Bevor ich Euch mit meiner eigenen ...

Wow, „Between Your Words“ ist sicherlich eines meiner Jahreshighlights in diesem Jahr. Tatsächlich war ich nur kurz davor entfernt, meinen Tränen freien Lauf zu lassen!

Bevor ich Euch mit meiner eigenen Meinung zutexte, hier ein kleiner Überblick über den Inhalt:

Reichen fünf Minuten, um sich zu verlieben?

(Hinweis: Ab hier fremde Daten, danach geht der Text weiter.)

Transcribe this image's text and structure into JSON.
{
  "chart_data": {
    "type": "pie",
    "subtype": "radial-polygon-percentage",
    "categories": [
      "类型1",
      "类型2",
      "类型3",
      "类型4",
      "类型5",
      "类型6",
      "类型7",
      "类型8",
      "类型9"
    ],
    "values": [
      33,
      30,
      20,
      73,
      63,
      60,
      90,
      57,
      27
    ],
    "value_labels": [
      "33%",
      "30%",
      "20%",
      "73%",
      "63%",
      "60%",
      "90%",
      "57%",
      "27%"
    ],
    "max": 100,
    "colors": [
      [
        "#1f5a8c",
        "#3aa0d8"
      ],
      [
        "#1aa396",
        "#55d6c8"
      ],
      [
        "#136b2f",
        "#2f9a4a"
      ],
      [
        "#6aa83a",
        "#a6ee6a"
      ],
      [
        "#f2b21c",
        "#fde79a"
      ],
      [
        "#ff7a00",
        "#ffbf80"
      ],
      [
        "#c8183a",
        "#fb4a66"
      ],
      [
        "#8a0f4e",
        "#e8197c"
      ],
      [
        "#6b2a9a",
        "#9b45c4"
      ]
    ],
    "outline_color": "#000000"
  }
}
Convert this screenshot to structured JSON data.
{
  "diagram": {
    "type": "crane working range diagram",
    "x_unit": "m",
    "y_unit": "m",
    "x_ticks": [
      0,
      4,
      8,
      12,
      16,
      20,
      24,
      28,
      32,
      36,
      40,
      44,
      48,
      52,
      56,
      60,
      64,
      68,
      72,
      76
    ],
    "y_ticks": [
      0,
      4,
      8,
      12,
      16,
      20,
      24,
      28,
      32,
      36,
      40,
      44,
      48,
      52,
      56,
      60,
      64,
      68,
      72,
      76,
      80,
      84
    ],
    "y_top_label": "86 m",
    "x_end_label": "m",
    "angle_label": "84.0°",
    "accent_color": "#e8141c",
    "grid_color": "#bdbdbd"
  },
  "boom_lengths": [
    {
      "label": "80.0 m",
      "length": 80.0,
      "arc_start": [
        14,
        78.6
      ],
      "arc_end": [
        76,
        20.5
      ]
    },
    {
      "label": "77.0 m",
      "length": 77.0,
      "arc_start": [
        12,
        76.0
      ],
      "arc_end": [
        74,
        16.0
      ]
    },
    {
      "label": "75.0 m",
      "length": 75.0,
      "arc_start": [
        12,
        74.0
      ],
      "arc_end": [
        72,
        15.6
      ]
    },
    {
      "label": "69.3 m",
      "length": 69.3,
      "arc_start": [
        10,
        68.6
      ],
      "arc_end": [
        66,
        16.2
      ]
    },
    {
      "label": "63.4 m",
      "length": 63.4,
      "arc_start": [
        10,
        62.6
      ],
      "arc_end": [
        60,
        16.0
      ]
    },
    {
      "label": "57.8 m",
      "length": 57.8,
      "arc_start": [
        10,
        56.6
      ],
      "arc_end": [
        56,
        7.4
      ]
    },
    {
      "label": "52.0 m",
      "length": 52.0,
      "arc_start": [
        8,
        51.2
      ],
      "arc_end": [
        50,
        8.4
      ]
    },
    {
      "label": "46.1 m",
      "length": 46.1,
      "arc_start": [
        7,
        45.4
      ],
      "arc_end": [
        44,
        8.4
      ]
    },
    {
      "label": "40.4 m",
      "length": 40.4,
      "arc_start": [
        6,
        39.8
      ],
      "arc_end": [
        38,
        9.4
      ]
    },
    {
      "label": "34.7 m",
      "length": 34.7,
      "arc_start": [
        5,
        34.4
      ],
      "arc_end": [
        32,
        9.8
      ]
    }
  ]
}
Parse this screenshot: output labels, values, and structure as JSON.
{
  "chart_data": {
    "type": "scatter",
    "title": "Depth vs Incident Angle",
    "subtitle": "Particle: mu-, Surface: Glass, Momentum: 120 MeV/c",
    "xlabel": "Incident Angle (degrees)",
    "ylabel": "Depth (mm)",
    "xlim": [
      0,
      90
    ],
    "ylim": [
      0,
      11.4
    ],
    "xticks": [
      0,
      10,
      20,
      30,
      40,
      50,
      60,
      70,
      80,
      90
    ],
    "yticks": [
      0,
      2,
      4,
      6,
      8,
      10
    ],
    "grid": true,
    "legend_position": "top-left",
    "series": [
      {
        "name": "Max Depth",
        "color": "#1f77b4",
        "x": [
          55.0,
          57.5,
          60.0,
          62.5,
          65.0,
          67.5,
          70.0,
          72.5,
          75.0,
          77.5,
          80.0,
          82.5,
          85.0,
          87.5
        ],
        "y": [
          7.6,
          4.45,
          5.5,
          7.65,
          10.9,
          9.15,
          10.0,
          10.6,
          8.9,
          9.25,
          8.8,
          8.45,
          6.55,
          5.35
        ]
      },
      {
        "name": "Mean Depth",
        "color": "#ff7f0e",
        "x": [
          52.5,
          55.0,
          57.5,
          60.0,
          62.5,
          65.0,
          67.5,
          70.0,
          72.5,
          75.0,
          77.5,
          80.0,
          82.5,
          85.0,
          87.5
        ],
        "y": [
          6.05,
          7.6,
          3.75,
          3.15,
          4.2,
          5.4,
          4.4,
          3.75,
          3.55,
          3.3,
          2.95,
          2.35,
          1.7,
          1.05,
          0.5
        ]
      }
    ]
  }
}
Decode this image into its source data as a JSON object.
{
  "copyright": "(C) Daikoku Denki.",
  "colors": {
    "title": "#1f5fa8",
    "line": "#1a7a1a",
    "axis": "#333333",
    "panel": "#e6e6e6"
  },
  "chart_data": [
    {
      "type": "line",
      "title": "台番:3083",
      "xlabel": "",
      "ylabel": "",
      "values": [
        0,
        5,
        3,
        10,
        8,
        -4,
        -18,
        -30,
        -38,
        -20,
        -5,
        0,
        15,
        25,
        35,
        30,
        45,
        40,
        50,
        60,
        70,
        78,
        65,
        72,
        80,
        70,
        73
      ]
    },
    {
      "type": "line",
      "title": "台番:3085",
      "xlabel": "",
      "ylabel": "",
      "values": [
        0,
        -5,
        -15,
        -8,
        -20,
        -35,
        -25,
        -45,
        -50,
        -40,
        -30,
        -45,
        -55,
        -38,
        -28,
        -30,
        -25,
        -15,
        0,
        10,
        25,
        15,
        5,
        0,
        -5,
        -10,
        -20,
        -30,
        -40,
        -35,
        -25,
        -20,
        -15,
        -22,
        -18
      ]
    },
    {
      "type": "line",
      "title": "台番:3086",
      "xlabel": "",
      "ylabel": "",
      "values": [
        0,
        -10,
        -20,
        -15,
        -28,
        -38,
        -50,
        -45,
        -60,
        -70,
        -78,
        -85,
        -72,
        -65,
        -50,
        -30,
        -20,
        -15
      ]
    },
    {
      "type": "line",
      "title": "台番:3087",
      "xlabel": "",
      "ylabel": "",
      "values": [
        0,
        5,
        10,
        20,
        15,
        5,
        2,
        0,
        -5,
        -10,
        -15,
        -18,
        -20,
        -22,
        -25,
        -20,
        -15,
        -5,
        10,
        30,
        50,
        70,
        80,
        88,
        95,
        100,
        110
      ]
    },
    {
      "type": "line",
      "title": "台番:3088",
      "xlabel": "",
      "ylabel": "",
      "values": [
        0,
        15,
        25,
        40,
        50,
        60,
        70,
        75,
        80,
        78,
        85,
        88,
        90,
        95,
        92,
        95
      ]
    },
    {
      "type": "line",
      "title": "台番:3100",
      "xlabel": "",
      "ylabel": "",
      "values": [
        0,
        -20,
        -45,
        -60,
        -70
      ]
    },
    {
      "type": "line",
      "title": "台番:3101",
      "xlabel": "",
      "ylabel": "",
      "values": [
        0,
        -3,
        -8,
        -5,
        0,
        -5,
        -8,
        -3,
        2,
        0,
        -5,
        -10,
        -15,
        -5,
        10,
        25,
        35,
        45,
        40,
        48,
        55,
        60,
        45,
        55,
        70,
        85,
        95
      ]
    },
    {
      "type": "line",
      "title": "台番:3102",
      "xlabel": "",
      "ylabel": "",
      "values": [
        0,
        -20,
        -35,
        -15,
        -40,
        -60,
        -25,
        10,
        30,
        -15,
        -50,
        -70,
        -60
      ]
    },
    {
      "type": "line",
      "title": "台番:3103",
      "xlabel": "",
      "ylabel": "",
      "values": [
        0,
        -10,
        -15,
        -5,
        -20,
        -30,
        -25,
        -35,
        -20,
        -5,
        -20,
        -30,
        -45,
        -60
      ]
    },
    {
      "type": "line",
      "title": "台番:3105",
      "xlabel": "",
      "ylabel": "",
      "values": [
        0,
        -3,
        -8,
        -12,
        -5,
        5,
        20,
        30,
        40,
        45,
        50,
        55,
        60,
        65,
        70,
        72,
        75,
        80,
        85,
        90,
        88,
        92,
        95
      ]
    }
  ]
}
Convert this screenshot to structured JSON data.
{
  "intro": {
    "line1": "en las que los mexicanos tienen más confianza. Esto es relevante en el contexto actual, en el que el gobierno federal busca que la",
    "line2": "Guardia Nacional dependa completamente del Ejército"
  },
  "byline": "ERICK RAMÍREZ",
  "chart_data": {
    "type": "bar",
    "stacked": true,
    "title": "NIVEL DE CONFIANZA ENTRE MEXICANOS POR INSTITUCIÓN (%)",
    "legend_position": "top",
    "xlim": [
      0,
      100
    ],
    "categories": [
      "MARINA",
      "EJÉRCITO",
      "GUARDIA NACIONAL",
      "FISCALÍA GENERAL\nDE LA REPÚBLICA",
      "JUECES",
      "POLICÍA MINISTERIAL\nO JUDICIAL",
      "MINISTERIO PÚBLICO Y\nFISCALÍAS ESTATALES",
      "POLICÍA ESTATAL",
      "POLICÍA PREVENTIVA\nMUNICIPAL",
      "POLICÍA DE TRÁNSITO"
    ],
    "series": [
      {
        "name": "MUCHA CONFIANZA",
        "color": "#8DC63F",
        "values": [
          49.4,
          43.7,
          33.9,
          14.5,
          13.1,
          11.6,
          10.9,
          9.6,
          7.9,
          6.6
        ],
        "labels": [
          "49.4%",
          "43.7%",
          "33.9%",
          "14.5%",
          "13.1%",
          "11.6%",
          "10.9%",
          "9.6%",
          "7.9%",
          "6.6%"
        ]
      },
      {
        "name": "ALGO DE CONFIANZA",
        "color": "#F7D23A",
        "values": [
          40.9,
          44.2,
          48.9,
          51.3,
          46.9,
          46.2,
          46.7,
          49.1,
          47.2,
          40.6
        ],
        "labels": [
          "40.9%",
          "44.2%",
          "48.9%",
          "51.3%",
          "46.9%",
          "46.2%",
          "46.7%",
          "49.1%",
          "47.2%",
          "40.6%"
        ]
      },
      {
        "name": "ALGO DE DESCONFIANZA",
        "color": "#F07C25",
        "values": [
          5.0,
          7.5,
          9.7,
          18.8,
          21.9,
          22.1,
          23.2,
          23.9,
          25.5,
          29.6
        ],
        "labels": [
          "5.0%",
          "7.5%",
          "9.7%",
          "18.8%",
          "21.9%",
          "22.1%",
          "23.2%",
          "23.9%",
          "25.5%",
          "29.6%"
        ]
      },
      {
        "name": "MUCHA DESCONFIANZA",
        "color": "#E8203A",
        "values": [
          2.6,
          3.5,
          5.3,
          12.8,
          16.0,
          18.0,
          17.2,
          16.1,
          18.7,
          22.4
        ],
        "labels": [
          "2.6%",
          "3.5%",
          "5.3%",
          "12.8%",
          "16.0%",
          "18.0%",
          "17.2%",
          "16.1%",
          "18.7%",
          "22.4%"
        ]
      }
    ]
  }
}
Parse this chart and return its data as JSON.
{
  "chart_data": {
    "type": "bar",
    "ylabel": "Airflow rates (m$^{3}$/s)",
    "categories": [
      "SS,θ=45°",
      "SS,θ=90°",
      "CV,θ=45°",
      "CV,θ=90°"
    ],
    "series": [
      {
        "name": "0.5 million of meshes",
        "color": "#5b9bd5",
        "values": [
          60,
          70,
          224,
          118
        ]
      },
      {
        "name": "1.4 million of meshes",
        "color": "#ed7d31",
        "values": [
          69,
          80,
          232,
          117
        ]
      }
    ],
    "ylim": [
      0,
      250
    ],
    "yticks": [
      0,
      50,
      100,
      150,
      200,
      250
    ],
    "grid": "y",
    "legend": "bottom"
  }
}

Thea leidet unter einer dramatischen Form der Amnesie. Sie hat fünf Minuten, bevor ihr Kurzzeitgedächtnis wieder gelöscht wird. Für alle außer Jim Whelan ist sie ein hoffnungsloser Fall. Allein Jim erkennt, dass ihre seltsamen Kunstwerke aus Wortketten ein Hilferuf sind. Trotz aller Widrigkeiten entsteht zwischen ihm und Thea eine tiefe Verbindung. Als sich eine neue riskante Behandlungsmöglichkeit auftut, könnte dies eine Chance für ihre scheinbar unmögliche Liebe sein - oder aber ihr Ende bedeuten ...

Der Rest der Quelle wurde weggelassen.